W poprzedniej kolejce zawodniczki Impelu Wrocław niespodziewanie męczyły się u siebie z SK bank Legionovia Legionowo. Dopiero piąty set rozstrzygnął spotkanie na ich korzyść. Natomiast podopieczne Łukasza Przybylaka jechały na pożarcie do Polic. Sensacji nie było i pilskie siatkarki gładko uległy Chemikowi.
[ad=rectangle]
Dla zawodniczek Tore Aleksandersena styczeń i luty to niezwykle intensywny okres. Spora dawka spotkań wpłynęła negatywnie na formę psychiczną wrocławianek. Stąd też kilkudniowy odpoczynek jaki dostały one po spotkaniu z Legionovią powinien na nie korzystnie wpłynąć.
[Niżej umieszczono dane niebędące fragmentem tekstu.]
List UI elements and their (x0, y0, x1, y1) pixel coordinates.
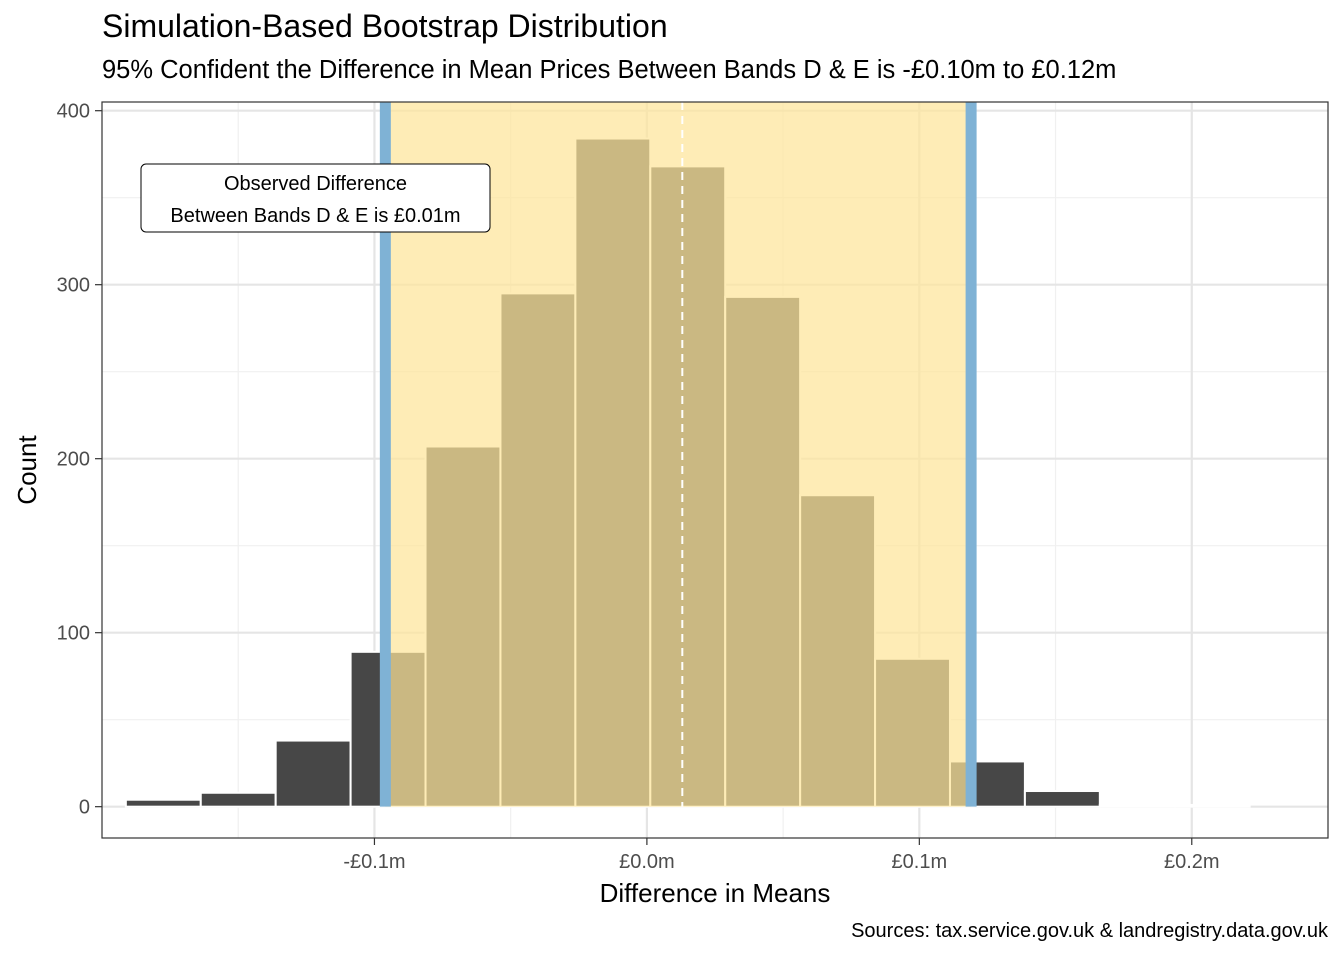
observed-difference-annotation: Observed Difference Between Bands D & E … (140, 163, 491, 233)
y-axis-title: Count (12, 435, 42, 505)
histogram-bar (1173, 803, 1251, 808)
panel-border (101, 101, 1329, 839)
x-tick-label: £0.0m (619, 851, 675, 873)
x-tick-label: £0.2m (1164, 851, 1220, 873)
x-axis-title: Difference in Means (600, 878, 831, 908)
y-tick-label: 400 (57, 101, 90, 123)
histogram-bar (124, 798, 202, 808)
annotation-box (140, 163, 491, 233)
y-tick-label: 0 (79, 797, 90, 819)
histogram-bar (1023, 790, 1101, 808)
x-tick-label: £0.1m (892, 851, 948, 873)
chart-subtitle: 95% Confident the Difference in Mean Pri… (102, 56, 1117, 84)
chart-caption: Sources: tax.service.gov.uk & landregist… (851, 920, 1328, 942)
y-tick-label: 200 (57, 449, 90, 471)
axes: -£0.1m £0.0m £0.1m £0.2m 0 100 200 300 400 (57, 101, 1220, 873)
histogram-bar (1098, 803, 1176, 808)
histogram-bar (274, 739, 352, 808)
y-tick-label: 300 (57, 275, 90, 297)
annotation-line-1: Observed Difference (224, 173, 407, 195)
histogram-bar (199, 791, 277, 808)
x-tick-label: -£0.1m (343, 851, 405, 873)
y-tick-label: 100 (57, 623, 90, 645)
annotation-line-2: Between Bands D & E is £0.01m (170, 205, 460, 227)
chart-title: Simulation-Based Bootstrap Distribution (102, 8, 668, 44)
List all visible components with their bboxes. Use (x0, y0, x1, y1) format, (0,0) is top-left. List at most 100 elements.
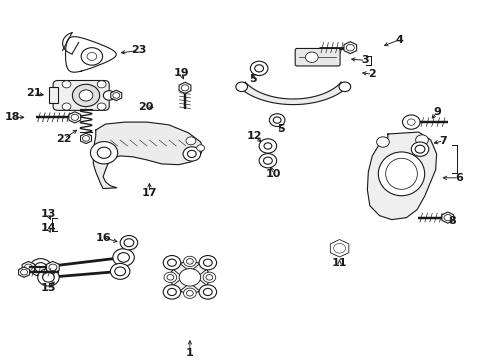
Text: 9: 9 (432, 107, 440, 117)
Circle shape (90, 141, 118, 164)
Polygon shape (49, 87, 58, 103)
Text: 10: 10 (265, 169, 281, 179)
Circle shape (259, 153, 276, 168)
Circle shape (269, 114, 285, 126)
Text: 23: 23 (131, 45, 146, 55)
Circle shape (250, 61, 267, 76)
Polygon shape (19, 267, 30, 277)
Circle shape (203, 259, 212, 266)
Circle shape (338, 82, 350, 91)
Polygon shape (81, 133, 91, 144)
Polygon shape (186, 275, 211, 295)
Polygon shape (186, 260, 211, 280)
FancyBboxPatch shape (53, 81, 109, 111)
Circle shape (263, 157, 272, 164)
Circle shape (415, 135, 427, 145)
Polygon shape (168, 275, 193, 295)
Text: 1: 1 (185, 348, 193, 358)
Text: 7: 7 (439, 136, 447, 146)
Circle shape (179, 269, 200, 286)
Text: 4: 4 (395, 35, 403, 45)
Text: 18: 18 (5, 112, 20, 122)
Circle shape (81, 48, 102, 65)
Circle shape (120, 235, 138, 250)
Ellipse shape (378, 152, 424, 196)
Circle shape (38, 269, 59, 286)
Polygon shape (111, 90, 122, 100)
Circle shape (42, 273, 54, 282)
Polygon shape (329, 239, 348, 257)
Circle shape (334, 245, 343, 252)
Circle shape (187, 150, 196, 158)
Text: 11: 11 (331, 258, 346, 269)
Circle shape (167, 288, 176, 296)
Circle shape (97, 103, 106, 110)
Circle shape (199, 285, 216, 299)
Circle shape (110, 264, 130, 279)
Circle shape (183, 288, 196, 298)
Circle shape (407, 119, 414, 125)
Circle shape (166, 275, 173, 280)
Circle shape (163, 285, 181, 299)
Circle shape (118, 253, 129, 262)
Circle shape (163, 256, 181, 270)
Polygon shape (69, 112, 81, 123)
Text: 21: 21 (26, 89, 41, 98)
Text: 19: 19 (173, 68, 188, 78)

Artur Hnida - fizjoterapeuta Impelu Wrocław wypowiedział się na temat nadmiernego wysiłku w ostatnim czasie w drużynie z Wrocławia. - Możesz próbować wyprowadzić sportowca na pewien poziom fizyczny. Wiadomo było, że tych treningów będziemy mieli w styczniu mniej. Z drugiej strony pojawiło się zmęczenie nocnymi lotami i wczesnym wstawaniem. Temu nie bardzo da się przeciwdziałać. Oczywiście my staramy się rozluźnić dziewczyny, wymasować je, zrobić niezbędne zabiegi. Kiedy po meczu mieliśmy w planach 14-godzinną podróż, to trudno to nazwać wolnym dniem. Oczywiście mamy wpływ na pewne rzeczy - wybieramy lepszą linię lotniczą, albo wyższe zawodniczki usadzamy w samolotach w przejściach ewakuacyjnych, żeby mogły się chociaż trochę wyprostować. Wiadomo jednak, że pewnych rzeczy nie da się przewidzieć - mówił Hnida.
Gospodynie sobotniego pojedynku w ostatnim spotkaniu w Pile pokonały Pałac Bydgoszcz 3:1. Było to dla nich pierwsze zwycięstwo przed własną publicznością w bieżącym sezonie Orlen Ligi. W meczu z podopiecznymi Tore Aleksandersena powinny zagrać już bez stresu.
Zdecydowanym faworytem tego starcia będą przyjezdne. Należy jednak mieć na uwadze to, że w poprzednim spotkaniu, gdy gospodarzami były pilanki wygrały 3:2.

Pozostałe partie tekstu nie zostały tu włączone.